Le tribunal note en outre que dans la mesure où la réintégration sur congé sans traitement de l’actuel appelant s’effectue de façon constante dans sa carrière d’origine, en l’espèce la carrière B de l’employé de l’Etat, ses arguments tendant à établir qu’il devrait avoir accès à un poste de la carrière B1, ne présentent pas de caractère pertinent, de même qu’il n’y a pas lieu de prendre autrement position par rapport à la conversion d’un poste d’employé de l’Etat en poste d’attaché de Gouvernement au ministère de l’Agriculture, de la Viticulture et du Développement rural, telle qu’approuvée par le conseil de Gouvernement lors de sa séance du 29 novembre 2002, étant donné que le poste d’employé de l’Etat ainsi converti relevait de la carrière B1 et non pas de la carrière B.

Les premiers juges ont encore noté que suivant un relevé non contesté produit par un courrier ministériel du 1er décembre 2004 concernant les vacances de poste dans les carrières B et B1 au sein de l’administration gouvernementale depuis le 1er avril 2002, aucun poste de la carrière B n’y est mentionné, que ce soit à temps complet ou à temps partiel.

Les premiers juges ont enfin retenu que dans la mesure où, en leur qualité de juges de la légalité, ils n’étaient pas en droit de juger de l’opportunité politique et de prendre position, en l’espèce, quant à la situation créée du fait que l’actuel appelant, en sa qualité d’employé en congé sans traitement, a été remplacé par un employé à durée indéterminée, de sorte à ne pas donner lieu à une vacance de poste au moment de la venue à terme du congé sans traitement.

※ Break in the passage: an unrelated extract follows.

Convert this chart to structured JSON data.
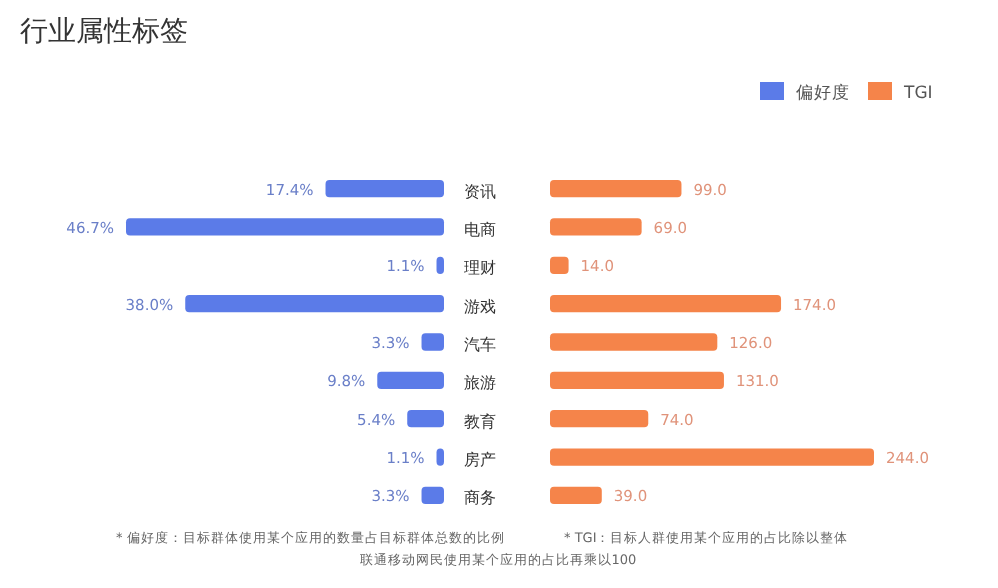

En date du 24 février 2005, Maître Marc Theisen, avocat à la Cour, a déposé une requête d’appel en nom et pour compte de …, inscrite sous le numéro 19366C du rôle, par laquelle la partie appelante sollicite la réformation du premier jugement.

A l’appui de sa requête d’appel, l’appelant reproche aux premiers juges d’avoir violé les dispositions légales telles que fixées par le statut général et modifiées par la loi précitée du 19 mai 2003, en ne faisant pas droit à ses conclusions produites en première instance. Ainsi, il estime qu’au moment où il avait formulé sa première demande de réintégration, il aurait existé une vacance de poste dans la mesure où le contrat de travail à durée déterminée de la personne nommée pour pourvoir à son remplacement au cours de son congé sans traitement, prévoyait une période d’engagement allant du 1er avril 2000 au 31 mars 2002, à savoir la période qui correspondait exactement à la durée de son congé sans traitement. Il estime qu’il devrait se dégager de cette présentation des faits que le poste qui aurait dû être libéré par sa remplaçante le 31 mars 2002, aurait dû lui revenir, d’autant plus que le ministre aurait été au courant de sa volonté de réintégration, puisqu’il avait déjà formulé une première demande de réintégration en date du 26 janvier 2001. Il reproche partant au ministre d’avoir fait signer, en date du 6 août 2001 et en connaissance de cause de la volonté de l’appelant de réintégrer son administration d’origine dès le 1er avril 2002, un contrat d’engagement à sa remplaçante prévoyant une durée indéterminée de celui-ci. Il reproche partant aux premiers juges de ne pas avoir retenu qu’au moment où il a fait connaître sa volonté de réintégrer son poste, un poste aurait été vacant pour la date du 1er avril 2002, de sorte que ce poste aurait dû rester libre afin qu’il puisse être réservé à sa réintégration. Il insiste dans ce contexte sur le fait que sa remplaçante aurait signé un contrat d’engagement en date du 6 août 2001, à savoir après sa première lettre de demande de réintégration adressée au ministre en date du 26 janvier 2001.

Dans son mémoire en réponse déposé au greffe de la Cour administrative le 23 mars 2005, le délégué du Gouvernement conclut à la confirmation pure et simple du jugement entrepris.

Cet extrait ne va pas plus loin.